Last Sunday’s winners and losers:

  • The UMP’s vote slumped from 23.57 per cent in 2008 to 16.97 per cent;
  • The Front National’s soared from 4.85 per cent to 15.06 per cent;
  • The Socialist Party’s fell slightly from 26.74 per cent to 24.94 per cent;
  • The Greens' vote rose from 4.18 per cent to 8.22 per cent.
     

 
But the results were bad news for the UMP, which saw its voters defecting in droves to the far-right Front National (FN).

Just what the party doesn’t want to hear ahead of next year’s presidential election, where Sarkozy hopes to represent his party again, despite a long stream of opinion polls showing his popularity getting closer and closer to the floor.

The cantonal results mean that FN candidates will face a Socialist in 394 run-offs on Sunday. But despite his frequently declared attachment to “republican values” – usually understood not to be shared by the far right - Sarkozy said that his party will not call for a vote for the centre-left to keep the FN out.

Fillon, on the other hand, on Monday called on UMP voters to “vote against the FN” and other UMP big guns have echoed him. Newly appointed Foreign Affairs Minister Alain Juppé, who is also mayor of Bordeaux, called on voters in the region around his fiefdom to vote for a “republican candidate” – meaning anyone but the FN.

 
The small centre parties which are allied to the UMP have criticised Sarkozy's stance, reportedly increasing his exasperation with their most high-profile representative, Jean-Louis Borloo, whom he sacked as Ecology minister last December.

And Sarkozy isn’t just annoyed with Borloo. He rapped his ministers’ knuckles at Wednesday’s cabinet meeting, according to right-wing daily Le Figaro, telling them they had no right to express “personal opinions” and adding that they could not fight the far right by taking the high moral ground.

Fillon and Juppé played down differences after that meeting. Their version was that it was now clear that no-one was calling for a vote for FN.

But a letter to sympathisers from UMP General Secretary Jean-François Copé stressed that there would be no “republican front”, while also ruling out any alliance with the FN.

Recent opinion polls showing a rise in support for the Front’s new leader Marine Le Pen had already persuaded the UMP to beef up the right-wing rhetoric.

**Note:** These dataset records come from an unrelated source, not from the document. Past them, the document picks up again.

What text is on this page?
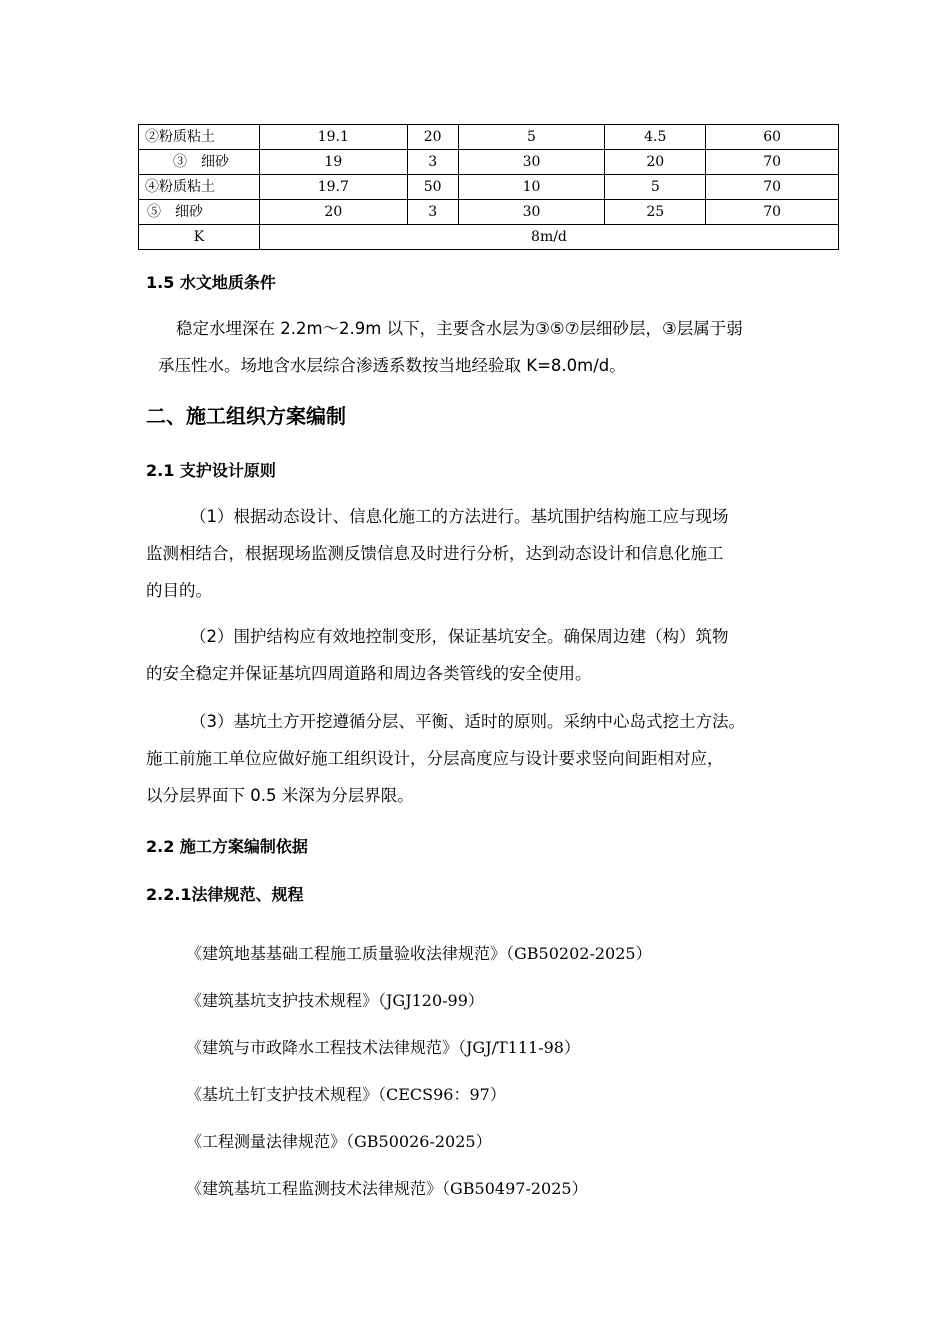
②粉质粘土	19.1	20	5	4.5	60
③　细砂	19	3	30	20	70
④粉质粘土	19.7	50	10	5	70
⑤　细砂	20	3	30	25	70
K	8m/d				
1.5 水文地质条件
稳定水埋深在 2.2m～2.9m 以下，主要含水层为③⑤⑦层细砂层，③层属于弱
承压性水。场地含水层综合渗透系数按当地经验取 K=8.0m/d。
二、施工组织方案编制
2.1 支护设计原则
（1）根据动态设计、信息化施工的方法进行。基坑围护结构施工应与现场
监测相结合，根据现场监测反馈信息及时进行分析，达到动态设计和信息化施工
的目的。
（2）围护结构应有效地控制变形，保证基坑安全。确保周边建（构）筑物
的安全稳定并保证基坑四周道路和周边各类管线的安全使用。
（3）基坑土方开挖遵循分层、平衡、适时的原则。采纳中心岛式挖土方法。
施工前施工单位应做好施工组织设计，分层高度应与设计要求竖向间距相对应，
以分层界面下 0.5 米深为分层界限。
2.2 施工方案编制依据
2.2.1法律规范、规程
《建筑地基基础工程施工质量验收法律规范》（GB50202-2025）
《建筑基坑支护技术规程》（JGJ120-99）
《建筑与市政降水工程技术法律规范》（JGJ/T111-98）
《基坑土钉支护技术规程》（CECS96：97）
《工程测量法律规范》（GB50026-2025）
《建筑基坑工程监测技术法律规范》（GB50497-2025）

Interior Minister Claude Guéant has excited controversy by describing the air strikes on Libya as a “crusade”. Several other party leaders have made references to illegal immigration and the relationship between the secular French state and the country’s Muslim population in public statements.

Sarkozy’s sworn enemy former prime minister Dominique de Villepin says that all this shows that the fundamental difference between the UMP and the FN no longer exists.

“Forty per cent of sympathisers feel close to the FN, which means that there is now porosity, a dyke has burst and this is something to worry about,” he said on Wednesday.

No one is expecting next Sunday to bring good news for the UMP and that is likely to mean a further shift to the right in Sarkozy's campaign to be reelected.